Advanced Hedging Binary Options Strategy
The Advanced Hedging Strategy is another binary trading strategy that enables the traders to make slow but safe profit by giving them the chance to either enlarge their profits, or reduce the loss by opting for purchasing another Call or Put option in the opposite direction. In this money management technique, the percentage of loss is reduced to a great extent.
This strategy is very popular among traders and they are applying it to the binary trading too to make profit steadily. This technique was actually first used in forex trading and some forex traders hedge their positions using binary options as well. Regardless of the broker, you can make your trade successful by hedging. However, you will get good results if you look for brokers who offer huge payouts.

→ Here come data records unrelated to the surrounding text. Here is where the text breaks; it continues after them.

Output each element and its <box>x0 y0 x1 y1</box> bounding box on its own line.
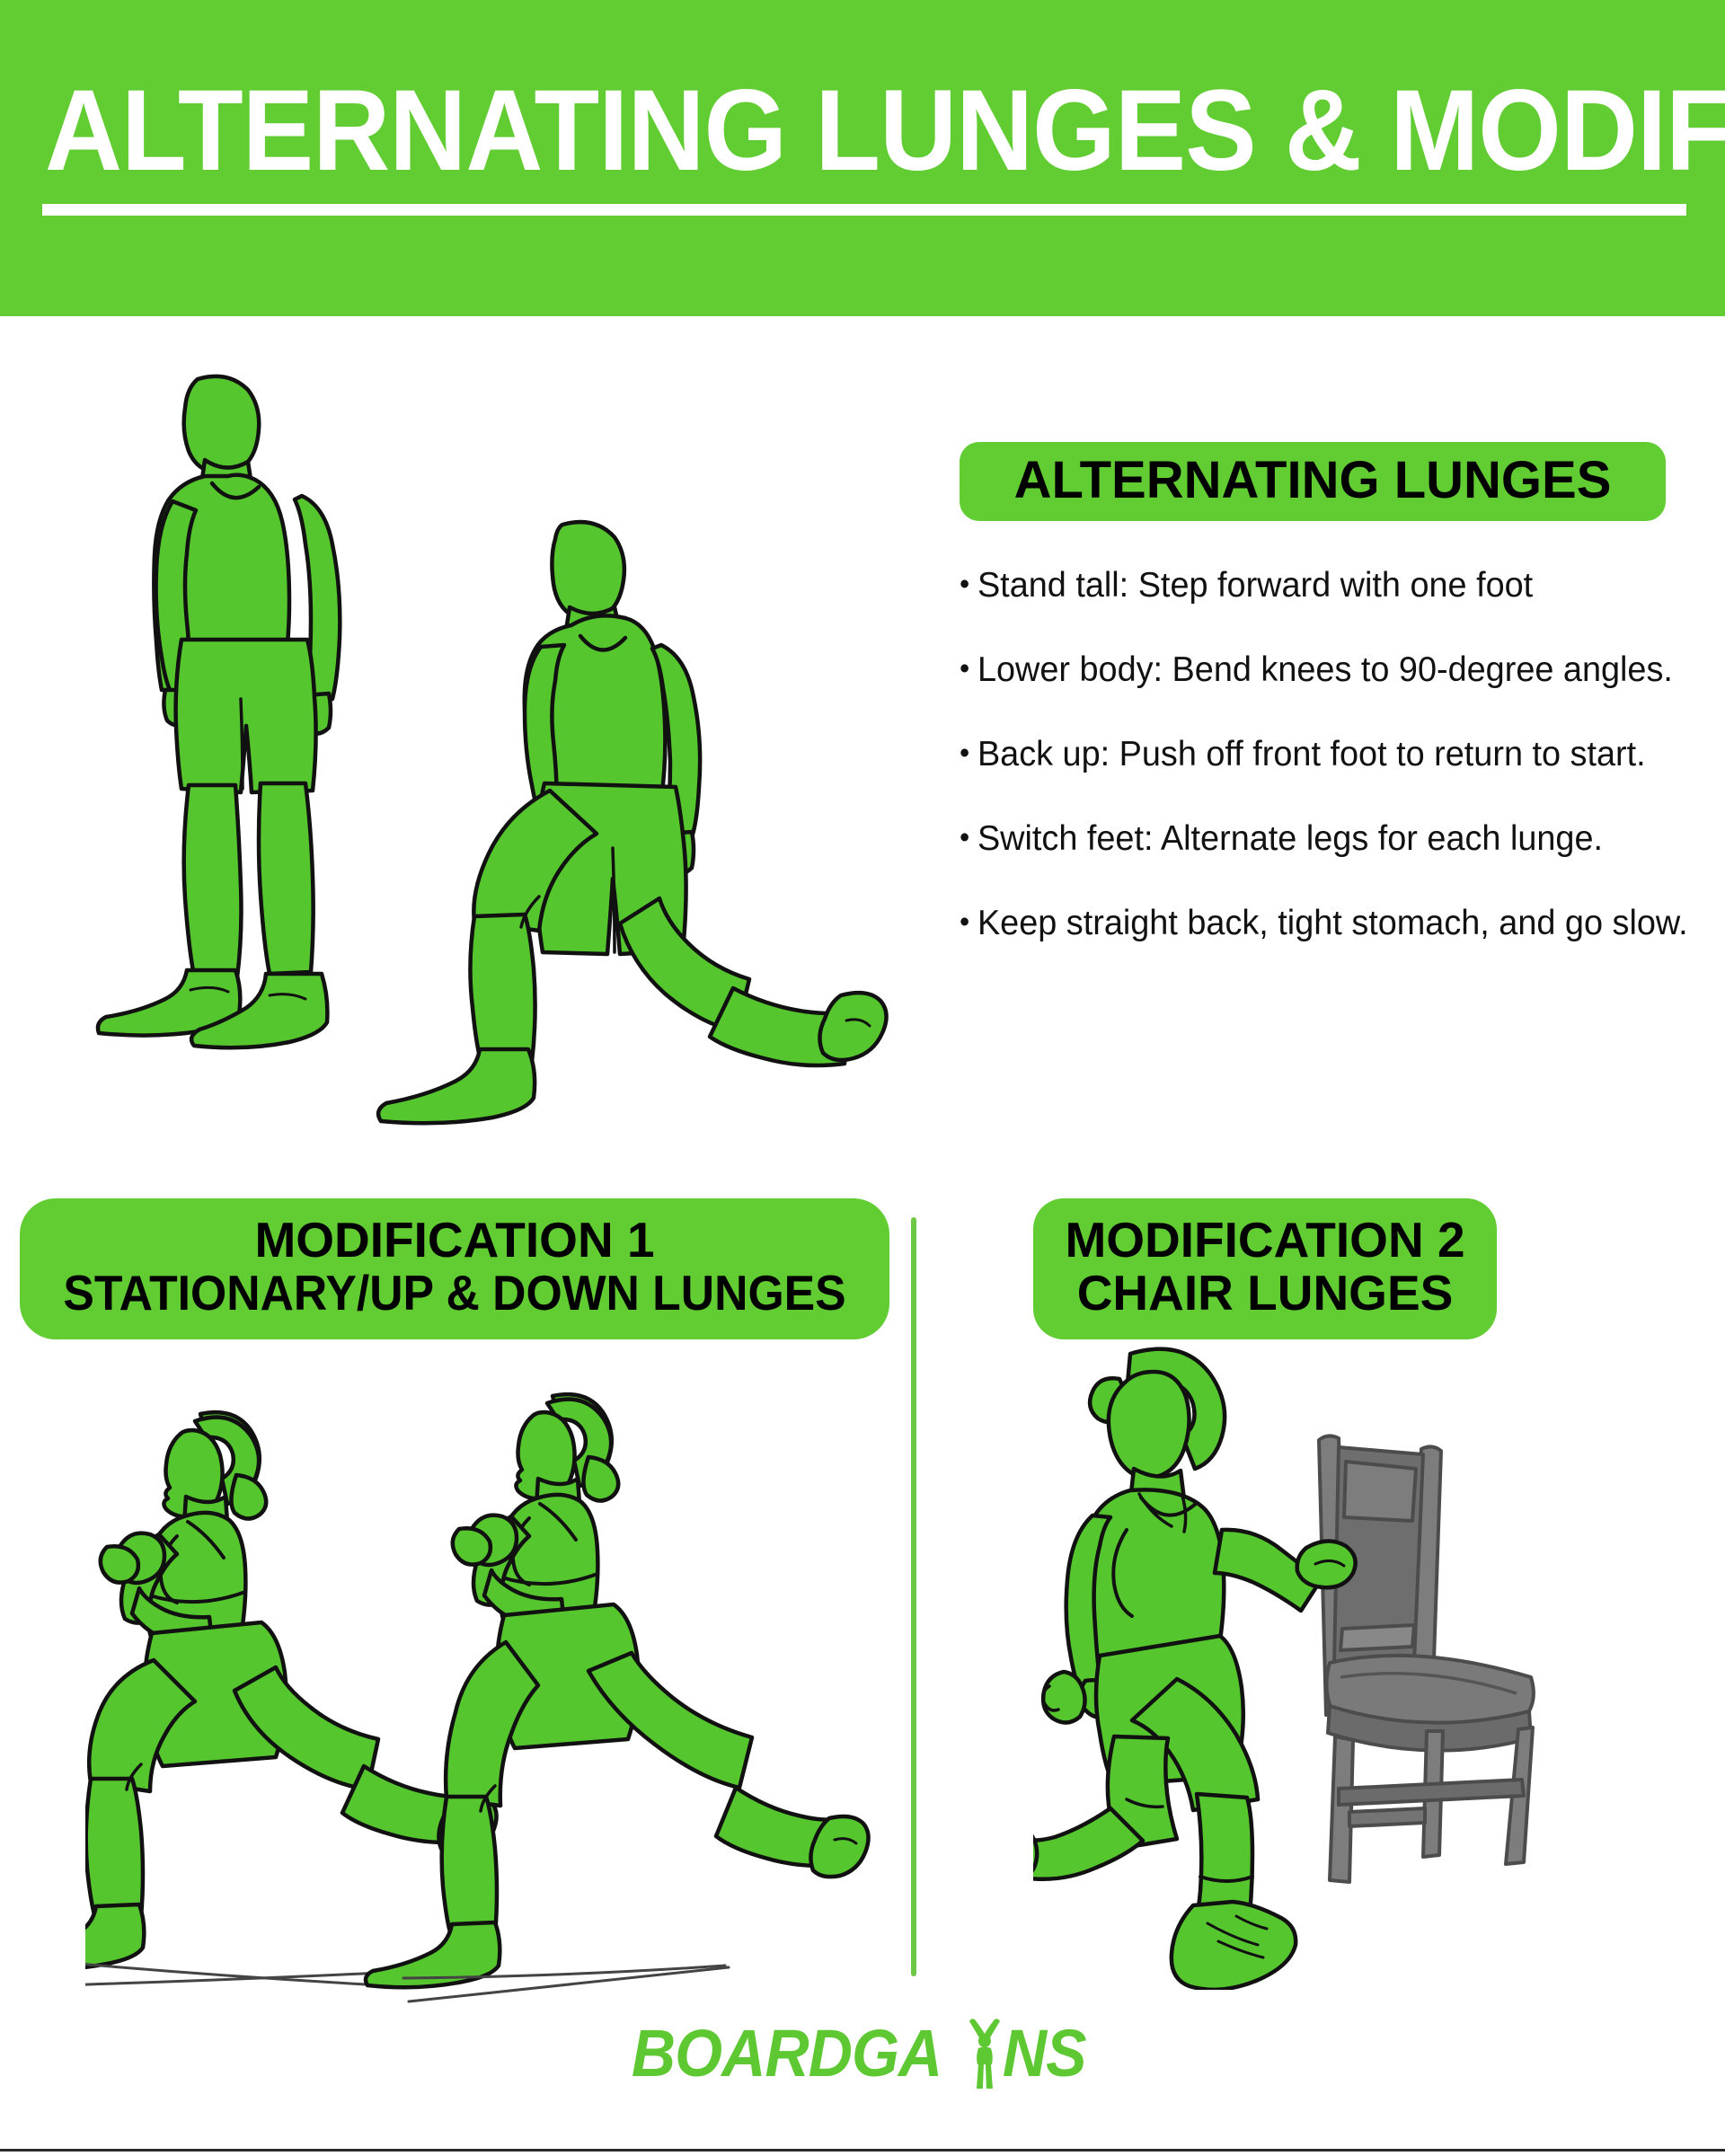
bullet-point-icon: • <box>960 653 969 683</box>
standing-male-figure <box>98 376 340 1047</box>
modification-2-title: MODIFICATION 2 <box>1033 1214 1497 1267</box>
modification-2-heading-pill: MODIFICATION 2 CHAIR LUNGES <box>1033 1198 1497 1339</box>
list-item: •Lower body: Bend knees to 90-degree ang… <box>960 652 1657 687</box>
title-underline <box>42 204 1686 216</box>
header-banner: ALTERNATING LUNGES & MODIFICATIONS <box>0 0 1725 316</box>
female-stationary-lunge-figure <box>85 1412 497 1985</box>
instruction-text: Keep straight back, tight stomach, and g… <box>978 904 1688 942</box>
instruction-text: Stand tall: Step forward with one foot <box>978 566 1533 605</box>
alternating-lunges-instruction-list: •Stand tall: Step forward with one foot … <box>960 568 1678 941</box>
main-exercise-text-panel: ALTERNATING LUNGES •Stand tall: Step for… <box>960 442 1678 990</box>
alternating-lunges-heading-pill: ALTERNATING LUNGES <box>960 442 1666 521</box>
modification-1-subtitle: STATIONARY/UP & DOWN LUNGES <box>46 1267 863 1320</box>
modification-1-heading-pill: MODIFICATION 1 STATIONARY/UP & DOWN LUNG… <box>20 1198 889 1339</box>
athlete-arms-raised-icon <box>965 2018 1004 2090</box>
logo-text-first: BOARDGA <box>632 2020 942 2087</box>
modifications-section: MODIFICATION 1 STATIONARY/UP & DOWN LUNG… <box>0 1177 1725 2021</box>
list-item: •Stand tall: Step forward with one foot <box>960 568 1657 603</box>
modification-2-illustration <box>1033 1343 1590 1990</box>
boardgains-logo: BOARDGA NS <box>632 2018 1093 2090</box>
instruction-text: Lower body: Bend knees to 90-degree angl… <box>978 650 1673 689</box>
modification-1-title: MODIFICATION 1 <box>20 1214 889 1267</box>
infographic-page: ALTERNATING LUNGES & MODIFICATIONS <box>0 0 1725 2156</box>
instruction-text: Switch feet: Alternate legs for each lun… <box>978 819 1603 858</box>
main-exercise-section: ALTERNATING LUNGES •Stand tall: Step for… <box>0 316 1725 1170</box>
footer-divider <box>0 2149 1725 2152</box>
list-item: •Keep straight back, tight stomach, and … <box>960 906 1657 941</box>
female-up-down-lunge-figure <box>366 1394 869 2001</box>
footer: BOARDGA NS <box>0 2012 1725 2156</box>
alternating-lunges-heading: ALTERNATING LUNGES <box>1014 451 1612 509</box>
bullet-point-icon: • <box>960 906 969 936</box>
female-chair-lunge-figure <box>1033 1349 1356 1990</box>
logo-text-second: NS <box>1003 2020 1086 2087</box>
modification-1-illustration <box>85 1383 876 2012</box>
bullet-point-icon: • <box>960 822 969 852</box>
chair-icon <box>1319 1436 1534 1882</box>
page-title: ALTERNATING LUNGES & MODIFICATIONS <box>45 74 1574 189</box>
lunging-male-figure <box>378 522 886 1123</box>
bullet-point-icon: • <box>960 738 969 767</box>
alternating-lunges-illustration <box>90 370 898 1134</box>
instruction-text: Back up: Push off front foot to return t… <box>978 735 1646 773</box>
section-divider <box>911 1217 916 1976</box>
list-item: •Switch feet: Alternate legs for each lu… <box>960 821 1657 856</box>
modification-2-subtitle: CHAIR LUNGES <box>1033 1267 1497 1320</box>
list-item: •Back up: Push off front foot to return … <box>960 737 1657 772</box>
bullet-point-icon: • <box>960 569 969 598</box>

Some brokers (such as TopOption) actually offer hedging as a part of their platform.
What is binary options hedging?
In order to successfully execute a hedging trade, you first need to have a profitable trade open, that you are afraid might end up in a loss. Suppose you have invested a total amount of $200 on a Call option and the price indeed does go up and you want to use hedging. Normally you would open a Put position with the same amount ($200) Let’s assume you are getting a payout of 80%.
In that case, if the price rises, you can make a profit of $160 on the Call; while losing $200 on the Put. This is definitely not welcoming as it means that you are having a loss of $40.

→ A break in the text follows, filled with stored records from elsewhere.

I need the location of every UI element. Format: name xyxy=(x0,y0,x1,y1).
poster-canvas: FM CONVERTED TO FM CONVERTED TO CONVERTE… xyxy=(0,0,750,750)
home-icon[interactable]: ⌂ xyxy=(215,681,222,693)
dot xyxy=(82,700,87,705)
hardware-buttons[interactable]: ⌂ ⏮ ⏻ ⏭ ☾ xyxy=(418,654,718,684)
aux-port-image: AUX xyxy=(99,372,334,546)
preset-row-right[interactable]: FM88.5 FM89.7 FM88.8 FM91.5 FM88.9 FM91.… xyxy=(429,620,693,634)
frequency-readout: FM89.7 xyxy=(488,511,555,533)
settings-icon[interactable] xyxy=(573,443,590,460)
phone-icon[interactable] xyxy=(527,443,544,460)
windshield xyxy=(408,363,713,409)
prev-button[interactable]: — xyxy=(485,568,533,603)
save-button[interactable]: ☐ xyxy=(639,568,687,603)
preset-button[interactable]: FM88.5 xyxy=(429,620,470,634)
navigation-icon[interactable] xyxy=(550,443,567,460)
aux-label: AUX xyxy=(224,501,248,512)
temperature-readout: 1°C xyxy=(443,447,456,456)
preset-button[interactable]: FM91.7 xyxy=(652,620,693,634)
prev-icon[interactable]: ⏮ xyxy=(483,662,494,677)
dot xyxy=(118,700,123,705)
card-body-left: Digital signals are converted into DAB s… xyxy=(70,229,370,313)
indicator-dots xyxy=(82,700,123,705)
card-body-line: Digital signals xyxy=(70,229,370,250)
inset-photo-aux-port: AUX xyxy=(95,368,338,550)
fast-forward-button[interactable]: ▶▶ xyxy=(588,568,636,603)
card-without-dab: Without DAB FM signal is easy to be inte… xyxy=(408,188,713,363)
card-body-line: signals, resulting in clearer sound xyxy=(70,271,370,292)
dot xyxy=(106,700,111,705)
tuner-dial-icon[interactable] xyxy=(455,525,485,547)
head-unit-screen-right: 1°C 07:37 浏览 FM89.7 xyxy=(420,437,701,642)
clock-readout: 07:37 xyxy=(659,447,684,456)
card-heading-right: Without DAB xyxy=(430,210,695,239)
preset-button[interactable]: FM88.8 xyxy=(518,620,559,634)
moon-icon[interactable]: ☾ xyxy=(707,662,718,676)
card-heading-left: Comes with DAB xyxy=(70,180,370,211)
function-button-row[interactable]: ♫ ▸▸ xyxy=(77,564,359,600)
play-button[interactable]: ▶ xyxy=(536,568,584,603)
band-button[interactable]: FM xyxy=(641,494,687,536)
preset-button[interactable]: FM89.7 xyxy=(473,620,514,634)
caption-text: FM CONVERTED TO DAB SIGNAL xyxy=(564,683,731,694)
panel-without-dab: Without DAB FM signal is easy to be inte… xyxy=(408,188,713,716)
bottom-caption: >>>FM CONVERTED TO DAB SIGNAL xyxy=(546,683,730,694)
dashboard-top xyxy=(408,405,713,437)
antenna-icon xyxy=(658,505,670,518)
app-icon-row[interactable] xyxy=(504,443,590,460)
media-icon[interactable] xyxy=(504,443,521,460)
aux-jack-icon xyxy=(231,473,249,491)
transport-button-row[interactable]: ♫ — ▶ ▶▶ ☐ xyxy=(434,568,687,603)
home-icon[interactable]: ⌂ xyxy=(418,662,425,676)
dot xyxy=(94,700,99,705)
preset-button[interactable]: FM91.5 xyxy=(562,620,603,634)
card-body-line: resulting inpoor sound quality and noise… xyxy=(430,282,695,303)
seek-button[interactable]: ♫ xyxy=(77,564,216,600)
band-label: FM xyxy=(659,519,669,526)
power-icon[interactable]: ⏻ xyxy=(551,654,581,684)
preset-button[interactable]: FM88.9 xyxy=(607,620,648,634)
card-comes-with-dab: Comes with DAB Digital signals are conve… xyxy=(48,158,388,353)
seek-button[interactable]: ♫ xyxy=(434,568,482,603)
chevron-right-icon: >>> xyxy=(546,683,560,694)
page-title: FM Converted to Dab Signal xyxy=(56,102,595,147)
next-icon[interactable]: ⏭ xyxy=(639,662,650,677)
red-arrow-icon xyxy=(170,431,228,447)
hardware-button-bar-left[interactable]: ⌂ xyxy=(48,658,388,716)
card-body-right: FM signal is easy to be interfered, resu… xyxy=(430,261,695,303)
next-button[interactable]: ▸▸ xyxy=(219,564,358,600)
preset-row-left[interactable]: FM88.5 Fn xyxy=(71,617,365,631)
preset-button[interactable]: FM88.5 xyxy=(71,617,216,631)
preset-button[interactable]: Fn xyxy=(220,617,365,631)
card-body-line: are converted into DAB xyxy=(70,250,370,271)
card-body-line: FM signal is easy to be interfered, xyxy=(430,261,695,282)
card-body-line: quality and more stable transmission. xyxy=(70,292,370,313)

However, if the price goes back down, as you predicted when you opened the hedging Put position, your profit will be a great $320.

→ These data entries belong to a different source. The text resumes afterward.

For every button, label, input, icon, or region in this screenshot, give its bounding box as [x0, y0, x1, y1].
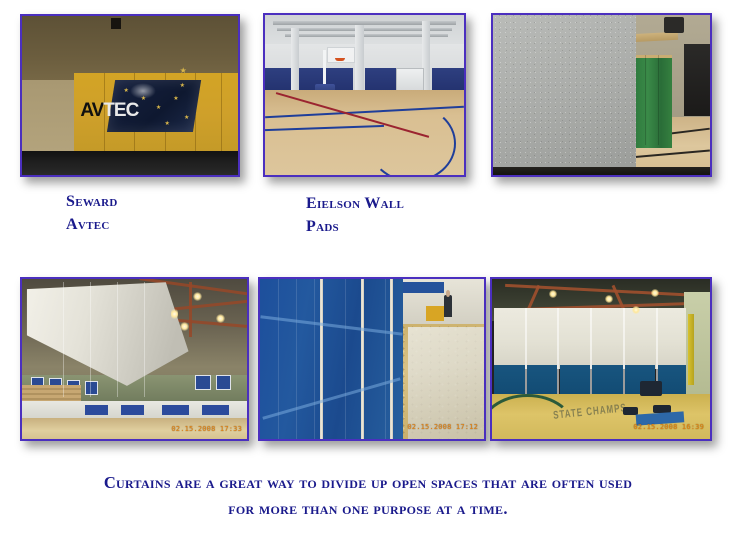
wall-banner: [195, 375, 211, 390]
structural-column: [355, 25, 364, 92]
star-icon: ★: [184, 115, 189, 121]
avtec-logo: AVTEC: [80, 100, 138, 122]
court-arc: [368, 105, 456, 177]
avtec-logo-tec: TEC: [103, 100, 138, 121]
curtain-fold: [117, 282, 118, 397]
curtain-seam: [590, 308, 592, 396]
caption-bottom-line2: for more than one purpose at a time.: [0, 496, 736, 522]
caption-seward: Seward Avtec: [66, 190, 118, 236]
wall-banner: [85, 381, 98, 394]
blue-curtain-panel: [494, 365, 525, 395]
gym-floor: [22, 151, 238, 175]
curtain-seam: [623, 308, 625, 396]
floor-base-trim: [493, 167, 710, 175]
caption-bottom-line1: Curtains are a great way to divide up op…: [0, 470, 736, 496]
curtain-post: [320, 279, 323, 439]
curtain-fold: [296, 279, 297, 439]
worker-figure: [444, 295, 452, 317]
eielson-scene: [265, 15, 464, 175]
ceiling-light: [651, 289, 659, 297]
caption-eielson: Eielson Wall Pads: [306, 192, 404, 238]
photo-green-wall-pad: [491, 13, 712, 177]
curtain-fold: [314, 279, 315, 439]
photo-timestamp: 02.15.2008 17:33: [171, 425, 242, 433]
star-icon: ★: [165, 121, 170, 127]
blue-upper-band: [399, 282, 444, 293]
curtain-post: [361, 279, 364, 439]
photo-timestamp: 02.15.2008 17:12: [407, 423, 478, 431]
star-icon: ★: [141, 96, 146, 102]
ceiling-light: [549, 290, 557, 298]
stacked-equipment: [640, 381, 662, 395]
yellow-post: [688, 314, 693, 384]
photo-blue-curtain-subfloor: 02.15.2008 17:12: [258, 277, 486, 441]
blue-wall-pad: [121, 405, 144, 415]
star-icon: ★: [156, 105, 161, 111]
partition-seam: [645, 55, 646, 145]
pad-seam: [221, 73, 222, 153]
curtain-fold: [90, 282, 91, 397]
curtain-seam: [525, 308, 527, 396]
tan-pad-left: [22, 80, 78, 152]
vent-icon: [111, 18, 122, 29]
photo-white-blue-curtain-court: STATE CHAMPS 02.15.2008 16:39: [490, 277, 712, 441]
roof-truss: [189, 282, 192, 336]
wall-banner: [216, 375, 232, 390]
ceiling-light: [171, 308, 178, 320]
gym-door: [396, 68, 424, 92]
dark-doorway: [684, 44, 710, 116]
blue-wall-pad: [162, 405, 189, 415]
curtain-fold: [345, 279, 346, 439]
greenwall-scene: [493, 15, 710, 175]
photo-seward-avtec: ★ ★ ★ ★ ★ ★ ★ ★ AVTEC: [20, 14, 240, 177]
curtain-seam: [557, 308, 559, 396]
star-icon: ★: [180, 67, 187, 75]
partition-seam: [658, 55, 659, 145]
curtain1-scene: 02.15.2008 17:33: [22, 279, 247, 439]
ceiling-light: [180, 322, 189, 331]
pad-texture: [493, 15, 636, 175]
blue-wall-pad: [202, 405, 229, 415]
curtain2-scene: 02.15.2008 17:12: [260, 279, 484, 439]
blue-curtain-panel: [592, 365, 623, 395]
blue-wall-pad: [85, 405, 108, 415]
blue-wall-pad: [265, 68, 291, 90]
curtain-fold: [63, 282, 64, 397]
partition-motor: [664, 17, 684, 33]
blue-divider-curtain: [260, 279, 403, 439]
structural-column: [291, 28, 299, 92]
worker-head: [446, 290, 450, 296]
ceiling-light: [632, 306, 640, 314]
avtec-logo-av: AV: [80, 100, 103, 121]
ceiling-light: [216, 314, 225, 323]
curtain-fold: [385, 279, 386, 439]
yellow-cart: [426, 306, 444, 320]
star-icon: ★: [124, 88, 129, 94]
green-partition: [632, 55, 672, 148]
star-icon: ★: [180, 83, 185, 89]
photo-eielson-gym: [263, 13, 466, 177]
curtain-fold: [144, 282, 145, 397]
ceiling-light: [193, 292, 202, 301]
star-icon: ★: [173, 96, 178, 102]
photo-white-curtain-fieldhouse: 02.15.2008 17:33: [20, 277, 249, 441]
curtain3-scene: STATE CHAMPS 02.15.2008 16:39: [492, 279, 710, 439]
blue-curtain-panel: [527, 365, 558, 395]
curtain-post: [390, 279, 393, 439]
blue-wall-pad: [432, 68, 464, 90]
photo-timestamp: 02.15.2008 16:39: [633, 423, 704, 431]
blue-curtain-panel: [560, 365, 591, 395]
seward-scene: ★ ★ ★ ★ ★ ★ ★ ★ AVTEC: [22, 16, 238, 175]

See the figure below to get a better understanding of how this strategy works.
On the image above, I first opened a PUT option. When the price went down by a lot, I was afraid that this would upset bullish traders who would push the price back up. Indeed, the price did go up as I expected and thanks to my hedging $30 position, I secured a profit of $63.
Tips to Use the Advanced Hedging Strategy for Options Trading?
- As generally, both options of the trade should expire at the same time.
- Purchasing one option ahead of another is also a great way to put restriction on the loss percentage. Here, you are allowing the first option to bring in the money and then investing in the second one. By doing so, you can boost your profit percentage.
- If your first option is out of money and you think the price will continue going this direction, you can still hedge.
- You don’t always have to hedge with the same amount.